Wholley, as far as Clinton, I agree with you. I thought and still think he should have been booted out of office. Not many people see his cigar adventures as a threat to national security, but maybe they don't remember Marcus Wolff (sp?). I mean, the man was discussing troop deployments to Bosnia/Kosovo with a member of the Senate's armed forces commitee while playing 'hide the salami' for Chrissakes...
I particularly agree with your use of the term 'complicit' in qualifying his weakening of the US intelligence capabilities (not to mention the military). But....
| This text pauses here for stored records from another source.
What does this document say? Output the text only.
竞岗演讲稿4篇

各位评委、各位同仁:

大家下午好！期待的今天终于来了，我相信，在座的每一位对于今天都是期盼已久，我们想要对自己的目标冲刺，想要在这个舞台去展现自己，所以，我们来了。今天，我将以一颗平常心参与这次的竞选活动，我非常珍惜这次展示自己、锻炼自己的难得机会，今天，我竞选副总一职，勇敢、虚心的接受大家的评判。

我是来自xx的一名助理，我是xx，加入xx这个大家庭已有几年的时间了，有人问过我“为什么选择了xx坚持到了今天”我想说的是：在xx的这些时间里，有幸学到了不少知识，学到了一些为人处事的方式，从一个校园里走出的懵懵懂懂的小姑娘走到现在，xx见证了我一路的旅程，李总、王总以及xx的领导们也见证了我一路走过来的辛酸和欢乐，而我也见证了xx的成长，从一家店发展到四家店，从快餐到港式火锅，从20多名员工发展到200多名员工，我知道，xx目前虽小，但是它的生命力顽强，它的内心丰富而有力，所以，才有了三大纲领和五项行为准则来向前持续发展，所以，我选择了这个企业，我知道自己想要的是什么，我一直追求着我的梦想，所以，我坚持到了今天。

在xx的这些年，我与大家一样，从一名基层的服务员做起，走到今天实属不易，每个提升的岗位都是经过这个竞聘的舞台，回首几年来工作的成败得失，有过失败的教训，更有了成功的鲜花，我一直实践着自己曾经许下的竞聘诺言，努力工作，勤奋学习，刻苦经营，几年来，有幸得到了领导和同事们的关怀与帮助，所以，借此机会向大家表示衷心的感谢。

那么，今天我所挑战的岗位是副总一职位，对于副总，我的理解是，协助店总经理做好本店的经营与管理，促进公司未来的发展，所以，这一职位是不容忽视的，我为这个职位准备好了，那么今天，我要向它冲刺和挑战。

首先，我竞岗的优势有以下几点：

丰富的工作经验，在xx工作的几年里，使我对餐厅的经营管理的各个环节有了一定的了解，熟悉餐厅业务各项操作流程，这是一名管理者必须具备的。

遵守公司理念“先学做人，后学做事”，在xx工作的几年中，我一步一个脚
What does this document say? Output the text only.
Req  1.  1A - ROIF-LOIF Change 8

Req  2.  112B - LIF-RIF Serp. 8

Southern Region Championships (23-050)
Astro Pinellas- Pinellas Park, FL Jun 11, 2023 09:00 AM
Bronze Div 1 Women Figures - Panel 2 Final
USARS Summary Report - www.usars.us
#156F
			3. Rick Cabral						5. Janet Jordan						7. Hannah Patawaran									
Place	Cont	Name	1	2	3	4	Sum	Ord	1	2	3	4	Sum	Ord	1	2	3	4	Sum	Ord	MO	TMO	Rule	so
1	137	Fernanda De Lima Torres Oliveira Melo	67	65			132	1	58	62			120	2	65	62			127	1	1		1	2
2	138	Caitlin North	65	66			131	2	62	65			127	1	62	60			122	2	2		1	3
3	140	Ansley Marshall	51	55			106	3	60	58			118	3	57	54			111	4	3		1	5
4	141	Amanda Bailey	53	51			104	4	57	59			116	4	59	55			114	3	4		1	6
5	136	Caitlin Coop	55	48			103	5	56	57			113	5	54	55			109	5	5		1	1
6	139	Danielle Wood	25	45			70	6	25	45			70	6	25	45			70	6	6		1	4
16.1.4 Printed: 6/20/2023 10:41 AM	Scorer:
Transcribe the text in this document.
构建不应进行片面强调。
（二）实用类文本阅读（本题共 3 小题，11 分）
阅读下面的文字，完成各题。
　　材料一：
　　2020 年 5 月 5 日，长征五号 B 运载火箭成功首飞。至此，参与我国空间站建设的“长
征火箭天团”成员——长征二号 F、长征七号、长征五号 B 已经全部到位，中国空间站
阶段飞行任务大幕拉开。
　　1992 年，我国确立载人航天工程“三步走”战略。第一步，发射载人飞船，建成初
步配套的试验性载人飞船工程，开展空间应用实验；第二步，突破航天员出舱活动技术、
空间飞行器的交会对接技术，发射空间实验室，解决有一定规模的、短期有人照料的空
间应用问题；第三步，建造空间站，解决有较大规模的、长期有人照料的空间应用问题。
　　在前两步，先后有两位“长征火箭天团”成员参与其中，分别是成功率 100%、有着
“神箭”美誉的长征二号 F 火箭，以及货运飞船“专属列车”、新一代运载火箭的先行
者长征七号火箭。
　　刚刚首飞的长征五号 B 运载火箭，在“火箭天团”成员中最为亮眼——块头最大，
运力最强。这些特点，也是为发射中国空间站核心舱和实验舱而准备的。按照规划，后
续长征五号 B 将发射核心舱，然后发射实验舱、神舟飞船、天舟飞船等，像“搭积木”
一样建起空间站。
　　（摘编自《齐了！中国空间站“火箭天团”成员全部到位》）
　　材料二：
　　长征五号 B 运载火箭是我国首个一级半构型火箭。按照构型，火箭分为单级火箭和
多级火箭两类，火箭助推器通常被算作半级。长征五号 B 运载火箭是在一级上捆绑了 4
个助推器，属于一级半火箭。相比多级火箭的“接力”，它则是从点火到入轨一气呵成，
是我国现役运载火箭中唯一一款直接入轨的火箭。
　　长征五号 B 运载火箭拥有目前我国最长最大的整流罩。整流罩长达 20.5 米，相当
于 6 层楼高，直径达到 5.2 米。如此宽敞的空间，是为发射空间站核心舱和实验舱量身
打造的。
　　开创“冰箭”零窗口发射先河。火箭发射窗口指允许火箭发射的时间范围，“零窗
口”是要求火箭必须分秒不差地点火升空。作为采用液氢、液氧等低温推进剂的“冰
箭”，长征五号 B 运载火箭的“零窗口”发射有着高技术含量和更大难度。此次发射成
It didn't start with him. I guess we could trace it back to the 1975 Church commitee, or even further, to the very rocky relationship between JFK and Allen Dulles. In between, president Carter didn't appear to understand fully what the CIA's role was and should be (maybe I'm being kind).
Quote:
"The nation must to a degree take it on faith that we too are honorable men, devoted to her service."
Richard Helms, then DCI
April, 1971
Well, the nation chose not to think that way. The alternative: gadgets. Signal and electronic intelligence increased exponentially as human intelligence evaporated. It takes about 5 years to train a field agent for the directorate of operations and maybe another year for him/her to develop assets in other countries. In the end, these folks are distrusted by the technocrats populating the halls of power. So where does this leave us? Well, sometimes, it's like trying to hit a target in the dark. If you can't see it, spray and pray you hit it.
This latest 'issue' of the true role of intelligence on both sides of the pond is very discouraging. But it shouldn't be surprising after years of politicizing every aspect of government. So-called conservatives claim that intelligence failures and leaks are due to the fact that there are too many democrats in intelligence ranks (democrats by self interest, favoring the democrats' tendency toward big government rather than the republican opposition to it), and so-called liberals claim that intel agencies are just crappy tools of crappy administrations.
Bottom line, in situations such as North Korea, we have not developped assets in the North Korean population in Japan for example, in part because we have no one to do it. So once again, this pretty much restricts us to employing the military options. At great cost if it comes to that.
I kind of foresee that our 'continuum of force' eventually will be exclusively comprised of nukes and technologies for delivery. No in-between.